I once moved to Saudi Arabia in an attempt to beat my alcohol addiction. What a mistake that turned out to be. I feel lucky to have made it out alive. Not only was there plenty of booze available, but it was a lot stronger than anything I’d normally drink. I also didn’t anticipate that drinking would be more fun when it is illegal. It turns out that home brewing is an incredibly easy skill to learn; it helped that I was such an eager apprentice. It cost very little to brew huge buckets full of grog so this meant that there was never a dry moment.

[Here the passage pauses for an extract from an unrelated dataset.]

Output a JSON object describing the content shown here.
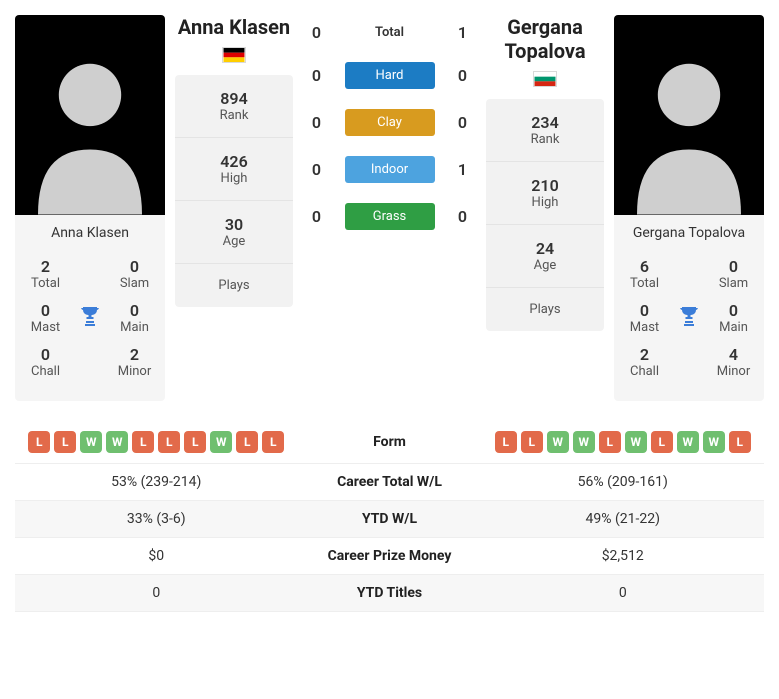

Saudi Arabia Makes an Alcoholic Feel at Home
In the weeks before my move to Saudi I’d been told that my liver had been damaged. My body had finally begun to show the signs of chronic alcohol abuse. I’d already accepted a job as a nurse in Riyadh so the news of my struggling body part didn’t bother me that much – it was all under control. I’d spent over a decade trying to defeat my addiction, and Saudi now seemed like the last treatment option available. My plan appeared flawless; what could go wrong? Even the most determined alcoholic wouldn’t be able to do much damage in a country where the stuff was banned. I felt certain that given a year or two in the desert my liver would be once again ready for battle.

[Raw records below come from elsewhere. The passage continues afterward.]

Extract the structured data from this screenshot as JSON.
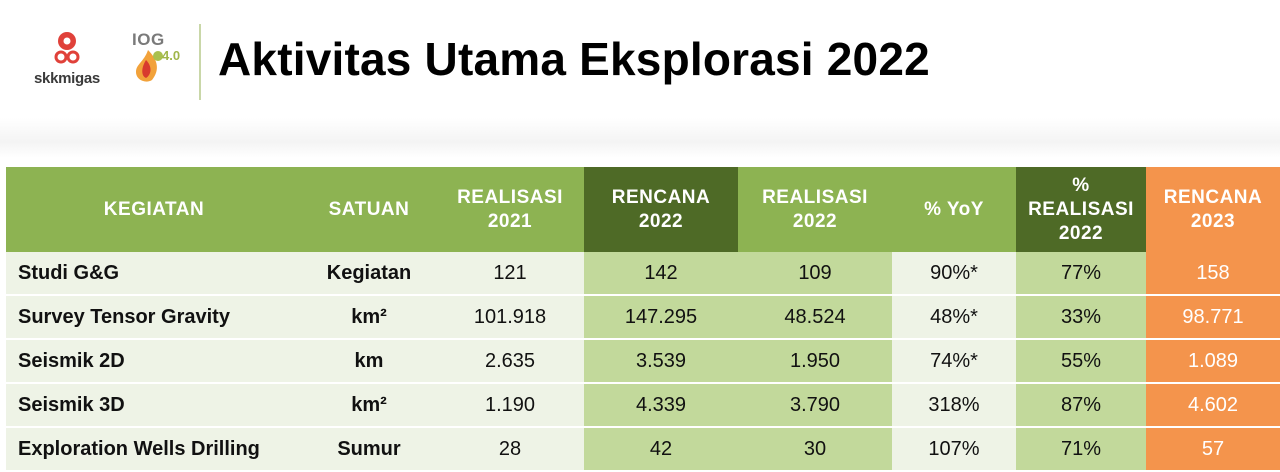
{
  "header": {
    "logo_text": "skkmigas",
    "logo2_text": "IOG",
    "logo2_version": "4.0",
    "title": "Aktivitas Utama Eksplorasi 2022"
  },
  "table": {
    "columns": [
      {
        "line1": "KEGIATAN",
        "line2": ""
      },
      {
        "line1": "SATUAN",
        "line2": ""
      },
      {
        "line1": "REALISASI",
        "line2": "2021"
      },
      {
        "line1": "RENCANA",
        "line2": "2022"
      },
      {
        "line1": "REALISASI",
        "line2": "2022"
      },
      {
        "line1": "% YoY",
        "line2": ""
      },
      {
        "line1": "%",
        "line2": "REALISASI",
        "line3": "2022"
      },
      {
        "line1": "RENCANA",
        "line2": "2023"
      }
    ],
    "rows": [
      {
        "kegiatan": "Studi G&G",
        "satuan": "Kegiatan",
        "realisasi_2021": "121",
        "rencana_2022": "142",
        "realisasi_2022": "109",
        "yoy": "90%*",
        "pct_realisasi_2022": "77%",
        "rencana_2023": "158"
      },
      {
        "kegiatan": "Survey Tensor Gravity",
        "satuan": "km²",
        "realisasi_2021": "101.918",
        "rencana_2022": "147.295",
        "realisasi_2022": "48.524",
        "yoy": "48%*",
        "pct_realisasi_2022": "33%",
        "rencana_2023": "98.771"
      },
      {
        "kegiatan": "Seismik 2D",
        "satuan": "km",
        "realisasi_2021": "2.635",
        "rencana_2022": "3.539",
        "realisasi_2022": "1.950",
        "yoy": "74%*",
        "pct_realisasi_2022": "55%",
        "rencana_2023": "1.089"
      },
      {
        "kegiatan": "Seismik 3D",
        "satuan": "km²",
        "realisasi_2021": "1.190",
        "rencana_2022": "4.339",
        "realisasi_2022": "3.790",
        "yoy": "318%",
        "pct_realisasi_2022": "87%",
        "rencana_2023": "4.602"
      },
      {
        "kegiatan": "Exploration Wells Drilling",
        "satuan": "Sumur",
        "realisasi_2021": "28",
        "rencana_2022": "42",
        "realisasi_2022": "30",
        "yoy": "107%",
        "pct_realisasi_2022": "71%",
        "rencana_2023": "57"
      }
    ]
  },
  "colors": {
    "header_light": "#8db352",
    "header_dark": "#4e6a26",
    "header_orange": "#f4944c",
    "cell_light": "#eef3e6",
    "cell_mid": "#c2d99b"
  }
}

I wasn’t the only drunkard who saw Saudi as their exit strategy. Just before I arrived there had been another guy who had drunk himself to death in the land of no beer. His liver packed in and he developed a condition known as esophageal varices; this is where you drown on your own blood. His story scared the shit out of me, but it didn’t stop me drinking. The more worried I became the more I’d need to drink to calm my nerves.
Bye Bye Saudi Arabia and Thanks For All The Beers
I bailed out on my Saudi contract a few months before it was due to expire. I was holidaying in Vietnam at the time. I just knew that if I returned I’d drink myself to death. There were other factors involved, and I talk about these in my book Dead Drunk. I just knew that nothing good was going to come of my return to Riyadh. A few days later I ended up in Thailand, and this is where I’ve remained ever since.

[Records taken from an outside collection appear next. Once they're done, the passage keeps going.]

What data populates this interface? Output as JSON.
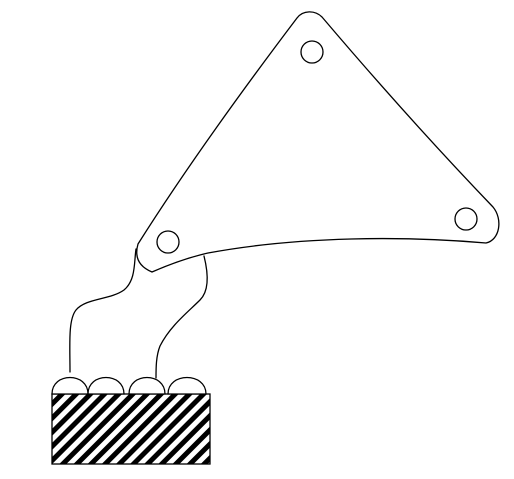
{
  "figure": {
    "description_free": true,
    "colors": {
      "line": "#000000",
      "background": "#ffffff",
      "hatch": "#000000"
    },
    "parts": {
      "triangular_plate": {
        "hole_count": 3
      },
      "connecting_wires": {
        "count": 2
      },
      "contact_bumps": {
        "count": 4
      },
      "base_block": {
        "fill": "diagonal-hatch"
      }
    }
  }
}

Perhaps it is unfair of me to blame Saudi for offering such an awful alcohol rehabilitation program; after all, the never advertised their country as such. They do publically flog and stick people in prison for even smelling of drink, but this isn’t enough of a deterrent. It must be hard for such zealots to understand why alcoholics would risk all this for their favorite tipple. My advice for anyone considering Saudi as their next recovery option would be to look elsewhere – talk about out of the frying pan and into the fire.